ApplicationMaster host: N/A
ApplicationMaster RPC port: -1
queue: default
start time: 1528923627110
final status: FAILED
tracking URL: http://myhost2.myfirm.com:8088/cluster/app/application_1528901858967_0019
user: myuser
18/06/13 16:00:39 INFO Client: Deleted staging directory hdfs://myhost.myfirm.com:8020/user/myuser/.sparkStaging/application_1528901858967_0019
Exception in thread "main" org.apache.spark.SparkException: Application application_1528901858967_0019 finished with failed status
at org.apache.spark.deploy.yarn.Client.run(Client.scala:1187)
at org.apache.spark.deploy.yarn.Client$.main(Client.scala:1233)

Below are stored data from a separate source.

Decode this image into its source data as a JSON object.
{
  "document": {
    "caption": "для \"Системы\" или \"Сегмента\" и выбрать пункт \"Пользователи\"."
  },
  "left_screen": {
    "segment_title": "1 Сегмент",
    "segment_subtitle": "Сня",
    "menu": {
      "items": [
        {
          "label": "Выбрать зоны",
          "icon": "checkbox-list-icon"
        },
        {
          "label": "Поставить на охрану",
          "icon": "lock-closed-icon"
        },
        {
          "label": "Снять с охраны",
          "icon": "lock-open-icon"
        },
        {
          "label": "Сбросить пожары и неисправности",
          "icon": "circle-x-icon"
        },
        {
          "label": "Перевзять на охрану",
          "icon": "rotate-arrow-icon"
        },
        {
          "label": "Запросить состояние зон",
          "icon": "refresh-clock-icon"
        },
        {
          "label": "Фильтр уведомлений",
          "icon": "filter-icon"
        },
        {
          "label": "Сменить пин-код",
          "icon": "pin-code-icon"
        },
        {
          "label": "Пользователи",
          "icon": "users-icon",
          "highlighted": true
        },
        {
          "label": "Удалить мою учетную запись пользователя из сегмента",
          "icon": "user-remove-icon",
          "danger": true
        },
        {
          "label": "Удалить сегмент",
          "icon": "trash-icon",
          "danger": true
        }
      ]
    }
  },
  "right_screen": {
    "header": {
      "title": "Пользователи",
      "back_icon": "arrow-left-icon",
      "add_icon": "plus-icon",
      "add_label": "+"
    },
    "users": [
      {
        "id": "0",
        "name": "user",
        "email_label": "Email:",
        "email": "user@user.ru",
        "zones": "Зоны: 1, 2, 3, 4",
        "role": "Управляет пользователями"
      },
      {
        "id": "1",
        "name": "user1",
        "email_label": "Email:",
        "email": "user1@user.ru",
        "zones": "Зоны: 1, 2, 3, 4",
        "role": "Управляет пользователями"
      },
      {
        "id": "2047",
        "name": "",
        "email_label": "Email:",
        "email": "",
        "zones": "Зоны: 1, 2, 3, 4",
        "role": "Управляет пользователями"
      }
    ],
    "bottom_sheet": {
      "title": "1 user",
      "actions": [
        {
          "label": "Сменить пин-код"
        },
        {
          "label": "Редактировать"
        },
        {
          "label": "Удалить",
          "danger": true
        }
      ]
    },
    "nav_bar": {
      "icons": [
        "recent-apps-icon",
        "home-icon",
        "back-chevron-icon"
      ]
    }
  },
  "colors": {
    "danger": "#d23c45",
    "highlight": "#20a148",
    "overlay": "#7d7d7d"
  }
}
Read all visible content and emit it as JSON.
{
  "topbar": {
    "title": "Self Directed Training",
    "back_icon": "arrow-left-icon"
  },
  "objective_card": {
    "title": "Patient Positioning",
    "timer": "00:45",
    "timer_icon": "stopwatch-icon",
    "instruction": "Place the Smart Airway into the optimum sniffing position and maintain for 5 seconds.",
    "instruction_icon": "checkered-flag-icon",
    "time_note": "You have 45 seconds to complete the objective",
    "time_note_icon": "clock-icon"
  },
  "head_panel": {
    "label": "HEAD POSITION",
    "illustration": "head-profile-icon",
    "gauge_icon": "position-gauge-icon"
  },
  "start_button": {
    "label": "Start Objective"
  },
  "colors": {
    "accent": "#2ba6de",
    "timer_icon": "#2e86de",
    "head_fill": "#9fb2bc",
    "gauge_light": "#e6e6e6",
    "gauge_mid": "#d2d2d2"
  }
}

at org.apache.spark.deploy.yarn.Client.main(Client.scala)
at sun.reflect.NativeMethodAccessorImpl.invoke0(Native Method)
at sun.reflect.NativeMethodAccessorImpl.invoke(NativeMethodAccessorImpl.java:62)
at sun.reflect.DelegatingMethodAccessorImpl.invoke(DelegatingMethodAccessorImpl.java:43)
at java.lang.reflect.Method.invoke(Method.java:498)
at org.apache.spark.deploy.SparkSubmit$.org$apache$spark$deploy$SparkSubmit$$runMain(SparkSubmit.scala:782)
at org.apache.spark.deploy.SparkSubmit$.doRunMain$1(SparkSubmit.scala:180)
at org.apache.spark.deploy.SparkSubmit$.submit(SparkSubmit.scala:205)
at org.apache.spark.deploy.SparkSubmit$.main(SparkSubmit.scala:119)
at org.apache.spark.deploy.SparkSubmit.main(SparkSubmit.scala)
18/06/13 16:00:39 INFO ShutdownHookManager: Shutdown hook called
18/06/13 16:00:39 INFO ShutdownHookManager: Deleting directory /tmp/spark-6c26ae3b-7248-488f-bc33-9766251474bb
Has anyone seen this before?
Created 06-13-2018 04:42 PM
Sharing yarn application logs could help us review this issue. At least share the full error stack and let us know from which log you are getting it from. Lastly if you run on yarn-client mode do you still see this error?
Created 06-13-2018 09:26 PM
I've added some logs. client mode produces the same error as cluster mode.